As far as I'm aware both instructions have opcode and function code of 0, so how does the computer know which one it's doing?
As Jester says, a MIPS CPU doesn't have to differentiate if it doesn't want to do any special performance optimization. sll $0, $0, 0 already has no architectural effect, since writes to $0 are discarded, and it has no side effects (MIPS has no FLAGS/condition-codes register). So simple hardware can just let it run through the pipeline.
The point of having an agreed-upon nop opcode is that if hardware wants to look for a special case and not even execute it, there's only the one bit-pattern it has to match on, instead of considering every choice of instruction that writes to $0 (except loads which might still fault.)
So developers of compilers / assemblers don't have to guess what nop might be cheapest for some hardware. Things hardware might do include:
nop and sll $t0, $t1, 12 in the same clock cycle, even if it couldn't normally run two shifts in the same cycle.$0, it can be skipped for a nop. (Only plausible for a toy CPU without bypass forwarding, see below.)Even sll $t0, $t0, 0 has no architectural effect because it writes the register with the same value it already had. But it's a worse choice since hazard detection would normally be looking at register reads and writes, so it might lead to a stall, or a longer dependency chain for $t0 on an out-of-order exec MIPS like R10000. If MIPS didn't have a zero register, though, it would be a reasonable choice to agree upon as a NOP, except on MIPS 1 where it wouldn't be safe to put it in the delay slot of a load that wrote $t0.
Are there any possible corner cases with lw $0, (mem) / nop for hardware that didn't try to special-case nop or the zero-register at all, with the zero register discarding writes and reading as zero handled only in the register file?

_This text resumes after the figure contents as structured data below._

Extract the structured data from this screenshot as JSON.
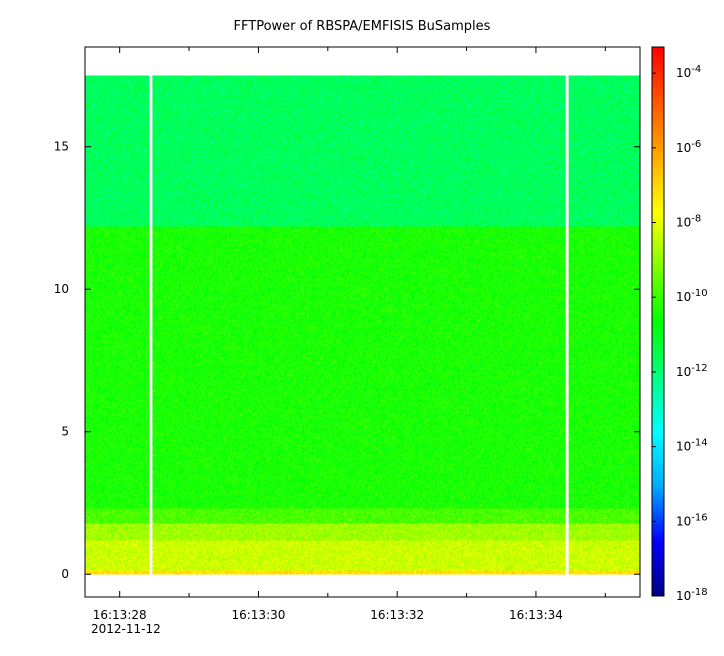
{
  "chart_data": {
    "type": "heatmap",
    "title": "FFTPower of RBSPA/EMFISIS  BuSamples",
    "xlabel": "",
    "ylabel": "",
    "x_ticks": [
      {
        "label": "16:13:28",
        "t": 28
      },
      {
        "label": "16:13:30",
        "t": 30
      },
      {
        "label": "16:13:32",
        "t": 32
      },
      {
        "label": "16:13:34",
        "t": 34
      }
    ],
    "x_minor_ticks": [
      29,
      31,
      33,
      35
    ],
    "x_date_label": "2012-11-12",
    "xlim": [
      27.5,
      35.5
    ],
    "ylim": [
      -0.8,
      18.5
    ],
    "y_ticks": [
      0,
      5,
      10,
      15
    ],
    "data_extent": {
      "t_start": 27.5,
      "t_end": 35.5,
      "freq_min": 0,
      "freq_max": 17.5
    },
    "gaps_t": [
      28.45,
      34.45
    ],
    "colorbar": {
      "scale": "log",
      "range": [
        -18,
        -3.3
      ],
      "tick_exponents": [
        -4,
        -6,
        -8,
        -10,
        -12,
        -14,
        -16,
        -18
      ],
      "tick_labels": [
        "10-4",
        "10-6",
        "10-8",
        "10-10",
        "10-12",
        "10-14",
        "10-16",
        "10-18"
      ],
      "stops": [
        "#000080",
        "#0000ff",
        "#00aaff",
        "#00ffff",
        "#00ff80",
        "#00ff00",
        "#80ff00",
        "#ffff00",
        "#ffaa00",
        "#ff5500",
        "#ff0000"
      ]
    },
    "spectrum_bands": [
      {
        "freq_from": 0,
        "freq_to": 0.15,
        "log10_power": -7.2
      },
      {
        "freq_from": 0.15,
        "freq_to": 1.2,
        "log10_power": -8.3
      },
      {
        "freq_from": 1.2,
        "freq_to": 1.8,
        "log10_power": -8.8
      },
      {
        "freq_from": 1.8,
        "freq_to": 2.3,
        "log10_power": -9.8
      },
      {
        "freq_from": 2.3,
        "freq_to": 12.2,
        "log10_power": -10.4
      },
      {
        "freq_from": 12.2,
        "freq_to": 17.5,
        "log10_power": -11.7
      }
    ],
    "grid": false,
    "legend": "colorbar-right"
  }
}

In that case, it would see an instruction reading a load result in the next instruction. On MIPS I, that gives unpredictable results for the value read since it doesn't stall for that hazard which bypass-forwarding can't handle. (On later MIPS, it stalls; load delay slots aren't architectural, just performance.) Of course the result is eventually just written to the zero register so there's no observable difference.
But if simplistic hardware didn't special case the zero register for bypass forwarding, something like addiu $0, $0, 123 / addi $1, $0, 0 could copy a non-zero value. So a correct MIPS design couldn't be that simplistic, and does have to already special case $zero when doing hazard detection for bypass forwarding, to make sure it doesn't bypass-forward to a read from $0, which is required to always read zero.
A MIPS design that stalls instead of bypass forwarding wouldn't have to special-case $0 in hazard detection, because all values would go through the register file. But that probably wasn't a consideration for MIPS architects because bypass forwarding is essential for good performance in most code.